Éditorial : Compensation

Il est incontestable que la filière du sucre dans notre pays est malade. C’est un dossier explosif que personne, chez nous, n’a pu aborder avec le courage politique nécessaire. Pour sauvegarder une filière qui produit un sucre de mauvaise qualité et trois fois plus cher que sur le marché international, on assassine, par une taxation abusive, un secteur entier de l’économie marocaine qui utilise industriellement le sucre.

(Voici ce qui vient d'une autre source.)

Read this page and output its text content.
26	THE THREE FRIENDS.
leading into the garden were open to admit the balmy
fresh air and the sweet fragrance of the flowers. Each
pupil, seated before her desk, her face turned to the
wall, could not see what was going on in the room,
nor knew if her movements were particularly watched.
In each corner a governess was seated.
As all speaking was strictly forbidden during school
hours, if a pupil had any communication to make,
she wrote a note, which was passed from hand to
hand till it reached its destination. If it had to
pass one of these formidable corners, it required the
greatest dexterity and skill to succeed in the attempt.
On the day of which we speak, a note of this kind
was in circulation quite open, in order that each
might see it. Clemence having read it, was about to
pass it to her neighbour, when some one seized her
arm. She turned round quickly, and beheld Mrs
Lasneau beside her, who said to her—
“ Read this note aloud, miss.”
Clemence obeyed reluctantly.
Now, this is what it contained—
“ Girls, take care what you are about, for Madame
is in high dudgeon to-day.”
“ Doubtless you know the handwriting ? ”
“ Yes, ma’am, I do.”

Cette version brouillonne du libéralisme à la marocaine est suicidaire. La Tunisie, la Turquie et l’Egypte envahissent notre marché avec des «sucreries» de bonne qualité et produites au moindre coût pendant que nos industriels locaux agonisent sous les coups de boutoir d’une fiscalité inique et ont les mains liées au nom d’un impératif social obsolète. On peut reconvertir ou mettre à niveau la Cosumar, les betteraviers et autres raffineurs si une réelle volonté existe, mais prendre les consommateurs et les industriels en otage est une démarche aberrante. Ce qui a réussi avec l’huile peut réussir avec le sucre.
Dans ce dossier, la Justice marocaine, que l’on accable habituellement de tous les maux a eu une posture indépendante qui nous réconcilie avec elle. Elle a eu le courage et la clairvoyance de suspendre la taxation du sucre à usage industriel au motif sous-jacent que la Caisse de compensation marocaine n’a pas le droit de créer, par voie administrative, un nouvel « impôt » censitaire derrière le dos de la loi. Grand mal lui en a pris : la bureaucratie triomphante et incompétente veut lui faire manger son chapeau en audience publique. Menaces, intimidation, mises à la retraite multiples…Tout l’arsenal de la vassalisation des magistrats a été utilisé.
Maintenant, soit on profite du sursis à exécution de la taxation du sucre industriel prononcé par la Chambre administrative près la Cour suprême pour remettre à plat la fiscalité de cette denrée et mettre sur pied un vrai plan de reconversion, de mise à niveau et de libéralisation de ce secteur, soit on continue à bricoler en marge de la loi en discréditant davantage notre Justice.
Le fond du problème est lié à l’existence même de ce machin désormais contreproductif qui s’appelle la Caisse de compensation. La compensation universelle est un gâchis et un crime contre les franges les plus démunies de notre société qui voient l’effort national qui leur est dû détourné de son objectif. Pire, les pauvres et leurs besoins servent d’alibi à l’existence d’une Caisse que la politique libérale suivie par notre pays a rendu inutile, voire nuisible.
L’affaire du sucre pose, aujourd’hui, ce problème de fond. Et ce n’est pas en immolant sur la place publique quelques magistrats qui ont des velléités sérieuses et sincères d’indépendance que l’on va encore une fois occulter le débat.